Root cause was a failure on the GigE copper link from asw2-a8-eqiad ge-8/0/10 to mr1-eqiad ge-0/0/1 (https://netbox.wikimedia.org/dcim/cables/1621/). This link is the main connection from production subnets into management.
Unfortunately the Juniper devices on both sides rolled over their logs before they could be retrieved on the command line. Additionally, because syslogs sent by the devices use this link the logs are not available in logstash/Kibana. The last logs there for affected devices stop at 14:29:40.
Both devices show that the flap happened on this link though, recovering at 14:36:58:
root@mr1-eqiad> show interfaces ge-0/0/1 | match "^Phy|flapped"
Physical interface: ge-0/0/1, Enabled, Physical link is Up
Last flapped : 2021-08-13 14:36:58 UTC (00:50:26 ago)
cmooney@asw2-a-eqiad> show interfaces ge-8/0/10 | match "^Physical|flapped"
Physical interface: ge-8/0/10, Enabled, Physical link is Up
Last flapped : 2021-08-13 14:36:58 UTC (00:50:46 ago)
DC Ops have confirmed nobody was on site at this time. Also noted that Daniel Zahn was installing new mw servers (mw145[3-6]) which are connected to asw2-a8-eqiad, at the same time. I fail to see how they could have made the other link fail, but recording it just in case.

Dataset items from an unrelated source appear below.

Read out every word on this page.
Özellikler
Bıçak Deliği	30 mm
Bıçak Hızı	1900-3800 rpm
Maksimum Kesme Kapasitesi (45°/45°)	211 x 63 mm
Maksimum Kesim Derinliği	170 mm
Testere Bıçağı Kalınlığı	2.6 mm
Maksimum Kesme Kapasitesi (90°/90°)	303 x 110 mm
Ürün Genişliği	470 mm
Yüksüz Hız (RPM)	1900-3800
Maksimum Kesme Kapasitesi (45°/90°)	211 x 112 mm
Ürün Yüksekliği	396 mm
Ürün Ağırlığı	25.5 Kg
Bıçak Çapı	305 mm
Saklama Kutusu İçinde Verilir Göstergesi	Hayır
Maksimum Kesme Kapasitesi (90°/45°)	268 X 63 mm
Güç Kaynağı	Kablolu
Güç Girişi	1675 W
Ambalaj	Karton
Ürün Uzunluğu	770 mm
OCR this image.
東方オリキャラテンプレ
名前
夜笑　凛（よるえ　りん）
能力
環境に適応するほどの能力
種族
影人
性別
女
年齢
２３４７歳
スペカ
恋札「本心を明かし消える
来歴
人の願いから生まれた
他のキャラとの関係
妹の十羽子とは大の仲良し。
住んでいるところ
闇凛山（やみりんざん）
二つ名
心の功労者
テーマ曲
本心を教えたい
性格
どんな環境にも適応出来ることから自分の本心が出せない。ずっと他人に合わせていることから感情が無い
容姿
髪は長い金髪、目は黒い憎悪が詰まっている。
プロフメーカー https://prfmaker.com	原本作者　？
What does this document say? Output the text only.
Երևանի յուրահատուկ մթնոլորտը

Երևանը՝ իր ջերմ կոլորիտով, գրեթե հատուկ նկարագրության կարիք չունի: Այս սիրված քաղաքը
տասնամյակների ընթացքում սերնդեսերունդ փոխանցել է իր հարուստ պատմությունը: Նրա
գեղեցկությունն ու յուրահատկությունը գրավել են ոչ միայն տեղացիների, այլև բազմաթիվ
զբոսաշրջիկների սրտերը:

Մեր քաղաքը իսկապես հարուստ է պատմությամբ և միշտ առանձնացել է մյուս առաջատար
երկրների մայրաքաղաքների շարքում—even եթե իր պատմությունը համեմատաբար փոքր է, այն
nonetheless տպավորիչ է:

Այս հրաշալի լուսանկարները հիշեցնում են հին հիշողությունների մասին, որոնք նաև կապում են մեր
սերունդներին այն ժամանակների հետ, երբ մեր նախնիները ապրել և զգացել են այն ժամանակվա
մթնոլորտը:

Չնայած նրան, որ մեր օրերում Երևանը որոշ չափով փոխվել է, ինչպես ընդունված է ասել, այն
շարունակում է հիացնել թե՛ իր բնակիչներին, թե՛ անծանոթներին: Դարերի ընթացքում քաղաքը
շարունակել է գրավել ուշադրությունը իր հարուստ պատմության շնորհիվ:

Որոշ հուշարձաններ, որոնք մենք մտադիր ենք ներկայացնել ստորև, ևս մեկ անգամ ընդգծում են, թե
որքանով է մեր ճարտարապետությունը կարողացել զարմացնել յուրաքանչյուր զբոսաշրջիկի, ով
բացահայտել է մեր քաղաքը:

Opening this ticket to record the incident (it is a worrying thing to just happen,) and also discuss the setup in general.
A few things strike me thinking about what happened:
- Although management isn't missing-critical, the blast radius (in terms of alerts firing) is quite large when it is unavailable.
- It would, perhaps, be better to have two routed links from mr routers to CR, to keep connectivity to the management network up if one link drops.
- Given how quickly the local JunOS logs roll over it makes the availability of remote syslogs more critical during/after incidents.